To get a balanced perspective on any issue, including health care, it’s helpful to view issues through fresh eyes. Palomar Health is confident that its Patient and Family Advisor Council will create a more insightful perspective by integrating the patient voice into health-care practices.
The Patient and Family Advisor Council
Composed of former patients or family members of patients, the council helps bring the viewpoints of patients and families directly into the planning, delivery and evaluation of care, explains Tina Pope, manager of Service Excellence at Palomar Health.
“A patient advisor has to be someone who appreciates who we are and sees there are opportunities to improve,” Pope says. “They must want to serve, give back and be our partners here at Palomar Health. We want their voice to help improve the patient experience.”
One such advisor is Valley Center resident Judy Casillas, who had triple bypass surgery at Palomar Medical Center Escondido last March. It was during that time that the hospital staff got to appreciate her outgoing personality and Pope realized she’d be a great addition to the patient advisor team.
“At our first meeting, I felt overwhelmed because there were all these doctors and nurses there and I felt like ‘why would they care what I think?’” Casillas says with a laugh. “But they really seemed to want to hear what I said. They really did care.” The Patient and Family Advisor Council provides input on how to improve Palomar Health policies and care practices. By offering feedback about their hospital stay, they let hospital staff know what went well and where there are opportunities to improve.

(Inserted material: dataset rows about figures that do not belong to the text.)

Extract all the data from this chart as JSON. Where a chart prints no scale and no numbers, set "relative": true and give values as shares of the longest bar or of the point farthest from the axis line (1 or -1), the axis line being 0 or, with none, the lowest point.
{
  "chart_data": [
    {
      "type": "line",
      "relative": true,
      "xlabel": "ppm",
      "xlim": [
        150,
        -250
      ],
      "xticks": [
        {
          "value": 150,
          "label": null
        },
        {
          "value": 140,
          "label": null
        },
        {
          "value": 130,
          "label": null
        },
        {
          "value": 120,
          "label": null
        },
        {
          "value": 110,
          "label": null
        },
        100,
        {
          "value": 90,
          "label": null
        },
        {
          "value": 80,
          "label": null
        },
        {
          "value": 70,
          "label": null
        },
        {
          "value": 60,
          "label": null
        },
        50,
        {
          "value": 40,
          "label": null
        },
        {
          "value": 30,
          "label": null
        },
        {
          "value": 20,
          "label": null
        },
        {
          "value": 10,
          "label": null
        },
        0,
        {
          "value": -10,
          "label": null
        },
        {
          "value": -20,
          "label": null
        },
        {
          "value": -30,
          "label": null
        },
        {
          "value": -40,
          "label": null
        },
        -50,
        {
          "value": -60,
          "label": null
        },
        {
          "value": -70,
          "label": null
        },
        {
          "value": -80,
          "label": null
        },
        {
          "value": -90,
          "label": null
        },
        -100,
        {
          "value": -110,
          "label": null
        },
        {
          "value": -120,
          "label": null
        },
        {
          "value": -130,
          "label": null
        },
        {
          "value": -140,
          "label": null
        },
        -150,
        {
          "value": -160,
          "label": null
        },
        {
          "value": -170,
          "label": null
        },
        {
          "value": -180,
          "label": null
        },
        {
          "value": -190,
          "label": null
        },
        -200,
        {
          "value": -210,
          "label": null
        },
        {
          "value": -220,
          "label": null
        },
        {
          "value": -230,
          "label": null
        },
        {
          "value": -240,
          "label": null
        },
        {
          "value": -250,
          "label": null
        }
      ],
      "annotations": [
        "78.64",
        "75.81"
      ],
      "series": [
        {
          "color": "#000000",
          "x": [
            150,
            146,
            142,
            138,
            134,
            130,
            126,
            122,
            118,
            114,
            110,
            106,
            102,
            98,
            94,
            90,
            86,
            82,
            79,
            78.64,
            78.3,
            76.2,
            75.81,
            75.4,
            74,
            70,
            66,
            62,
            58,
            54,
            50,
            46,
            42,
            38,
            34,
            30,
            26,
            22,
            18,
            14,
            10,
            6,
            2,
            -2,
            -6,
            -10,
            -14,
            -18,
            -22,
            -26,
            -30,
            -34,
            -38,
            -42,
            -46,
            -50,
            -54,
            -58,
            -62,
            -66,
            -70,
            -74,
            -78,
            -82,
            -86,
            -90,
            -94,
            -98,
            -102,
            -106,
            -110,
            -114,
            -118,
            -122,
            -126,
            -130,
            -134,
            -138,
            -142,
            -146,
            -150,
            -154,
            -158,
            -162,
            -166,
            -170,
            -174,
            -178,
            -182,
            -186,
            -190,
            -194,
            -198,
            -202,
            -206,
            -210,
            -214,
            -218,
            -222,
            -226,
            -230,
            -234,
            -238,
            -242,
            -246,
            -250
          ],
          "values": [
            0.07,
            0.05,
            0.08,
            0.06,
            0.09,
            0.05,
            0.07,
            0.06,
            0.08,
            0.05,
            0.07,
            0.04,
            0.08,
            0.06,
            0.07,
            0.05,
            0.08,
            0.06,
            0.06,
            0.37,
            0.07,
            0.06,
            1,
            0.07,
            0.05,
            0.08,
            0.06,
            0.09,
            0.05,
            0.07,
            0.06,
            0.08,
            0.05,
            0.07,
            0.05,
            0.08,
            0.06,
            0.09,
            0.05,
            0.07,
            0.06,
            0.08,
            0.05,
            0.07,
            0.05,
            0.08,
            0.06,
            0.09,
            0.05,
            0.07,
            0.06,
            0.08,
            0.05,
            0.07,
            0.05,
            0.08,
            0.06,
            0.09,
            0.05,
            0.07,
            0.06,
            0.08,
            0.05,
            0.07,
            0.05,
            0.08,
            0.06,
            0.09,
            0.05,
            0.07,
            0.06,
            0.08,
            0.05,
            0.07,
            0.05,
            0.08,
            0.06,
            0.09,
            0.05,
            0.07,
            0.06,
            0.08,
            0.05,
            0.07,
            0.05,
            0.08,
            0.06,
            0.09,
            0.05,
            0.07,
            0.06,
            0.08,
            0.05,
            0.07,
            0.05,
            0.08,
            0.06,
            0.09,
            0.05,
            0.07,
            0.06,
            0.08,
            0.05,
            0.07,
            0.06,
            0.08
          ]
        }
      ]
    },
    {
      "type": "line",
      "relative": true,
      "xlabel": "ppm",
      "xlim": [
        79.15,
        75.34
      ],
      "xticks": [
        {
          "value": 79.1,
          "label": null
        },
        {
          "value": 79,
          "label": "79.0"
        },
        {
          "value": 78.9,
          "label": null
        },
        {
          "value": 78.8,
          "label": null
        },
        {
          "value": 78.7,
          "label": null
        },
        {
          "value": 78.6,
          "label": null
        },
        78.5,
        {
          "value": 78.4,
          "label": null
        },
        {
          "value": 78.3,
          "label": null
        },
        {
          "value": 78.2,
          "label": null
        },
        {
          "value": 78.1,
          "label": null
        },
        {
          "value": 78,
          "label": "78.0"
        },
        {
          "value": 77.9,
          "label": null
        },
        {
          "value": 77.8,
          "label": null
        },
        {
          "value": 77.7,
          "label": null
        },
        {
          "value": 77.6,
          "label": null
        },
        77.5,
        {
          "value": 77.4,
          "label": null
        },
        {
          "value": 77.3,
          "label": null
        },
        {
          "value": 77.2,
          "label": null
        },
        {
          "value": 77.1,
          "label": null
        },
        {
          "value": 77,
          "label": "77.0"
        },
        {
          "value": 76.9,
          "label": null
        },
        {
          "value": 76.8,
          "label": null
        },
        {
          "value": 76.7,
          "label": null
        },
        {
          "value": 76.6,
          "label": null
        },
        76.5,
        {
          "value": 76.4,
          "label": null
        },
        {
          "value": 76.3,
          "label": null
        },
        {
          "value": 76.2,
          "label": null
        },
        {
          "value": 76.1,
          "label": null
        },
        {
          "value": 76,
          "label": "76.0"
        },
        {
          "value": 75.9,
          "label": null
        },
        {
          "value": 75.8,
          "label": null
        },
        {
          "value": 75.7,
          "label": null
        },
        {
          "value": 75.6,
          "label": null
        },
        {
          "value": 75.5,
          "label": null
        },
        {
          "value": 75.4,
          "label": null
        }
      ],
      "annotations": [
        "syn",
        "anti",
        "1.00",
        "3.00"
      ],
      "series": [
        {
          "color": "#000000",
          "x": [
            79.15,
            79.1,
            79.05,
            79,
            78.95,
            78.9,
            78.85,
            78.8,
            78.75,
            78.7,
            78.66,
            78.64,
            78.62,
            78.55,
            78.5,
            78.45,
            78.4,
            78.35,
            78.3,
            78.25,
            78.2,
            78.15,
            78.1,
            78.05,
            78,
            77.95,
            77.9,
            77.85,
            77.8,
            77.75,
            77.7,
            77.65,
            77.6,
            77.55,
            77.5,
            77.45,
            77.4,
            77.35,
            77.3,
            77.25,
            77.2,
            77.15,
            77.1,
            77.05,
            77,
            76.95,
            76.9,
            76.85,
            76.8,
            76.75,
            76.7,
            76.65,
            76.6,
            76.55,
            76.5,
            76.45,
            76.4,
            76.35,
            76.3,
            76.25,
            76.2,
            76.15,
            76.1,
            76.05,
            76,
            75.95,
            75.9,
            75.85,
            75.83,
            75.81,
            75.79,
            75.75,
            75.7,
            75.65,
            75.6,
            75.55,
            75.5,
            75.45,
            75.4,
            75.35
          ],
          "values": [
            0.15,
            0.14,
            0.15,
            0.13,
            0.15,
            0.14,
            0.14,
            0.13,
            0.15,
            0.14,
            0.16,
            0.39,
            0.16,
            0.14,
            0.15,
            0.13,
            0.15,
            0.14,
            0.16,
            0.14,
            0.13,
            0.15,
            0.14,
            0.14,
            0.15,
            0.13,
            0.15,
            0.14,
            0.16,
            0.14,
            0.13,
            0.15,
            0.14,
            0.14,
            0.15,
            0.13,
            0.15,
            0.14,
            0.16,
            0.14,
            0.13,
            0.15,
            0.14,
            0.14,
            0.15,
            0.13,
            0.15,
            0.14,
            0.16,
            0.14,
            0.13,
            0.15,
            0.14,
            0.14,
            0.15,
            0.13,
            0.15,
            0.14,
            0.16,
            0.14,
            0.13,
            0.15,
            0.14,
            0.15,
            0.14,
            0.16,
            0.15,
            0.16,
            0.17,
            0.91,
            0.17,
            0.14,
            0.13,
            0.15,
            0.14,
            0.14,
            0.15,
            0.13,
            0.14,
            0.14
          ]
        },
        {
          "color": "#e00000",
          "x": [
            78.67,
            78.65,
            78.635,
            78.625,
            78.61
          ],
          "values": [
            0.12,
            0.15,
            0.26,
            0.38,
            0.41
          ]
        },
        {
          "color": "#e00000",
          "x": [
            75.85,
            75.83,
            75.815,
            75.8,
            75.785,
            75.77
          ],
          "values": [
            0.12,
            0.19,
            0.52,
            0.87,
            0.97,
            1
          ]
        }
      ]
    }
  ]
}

“They help us develop priorities and make improvements based on patient- and family-identified needs rather than on our own professional assumptions,” Pope says. “They help us come up with solutions that clinicians and staff may not have considered.”
One safety suggestion that Casillas advocated for was to post a bedside sign or picture reminding surgery patients not to get up and walk unassisted. This came from her experience as a patient.
“I made the mistake of trying to get up and walk on my own. They had told me not to do that when I was brought in from surgery, but I was groggy and didn’t remember,” she says. “I think it would be helpful to have some kind of a visual reminder after we wake up.”
There are currently 10 patient/family advisors on the council, which serve all three campuses, with two more advisors to be added for 2015. The current council is composed of two men and eight women ranging in age from their early 30s to early 70s. The group represents the Latino, Native American and Caucasian communities. Pope hopes to add even more diversity to the council in the near future.
Keeping The Patient In Mind
The advisors serve on hospital committees and help develop Palomar Health informational brochures, written with the patient and family, not the clinician, in mind. Advisors do not need any special qualifications to serve on the council other than having experienced care at Palomar Health. However, there are some necessary personal skills, including being open-minded, able to listen and share opinions respectfully. Palomar Health provides any training needed.
“You need to be able to voice your opinion, but also hear all sides of an issue. You have to (realize) it’s not just about you,” Casillas says. “Patients don’t want to have a bad experience, they just want to get well. If we can suggest things to help avoid some little problems, it will make things better for everybody.”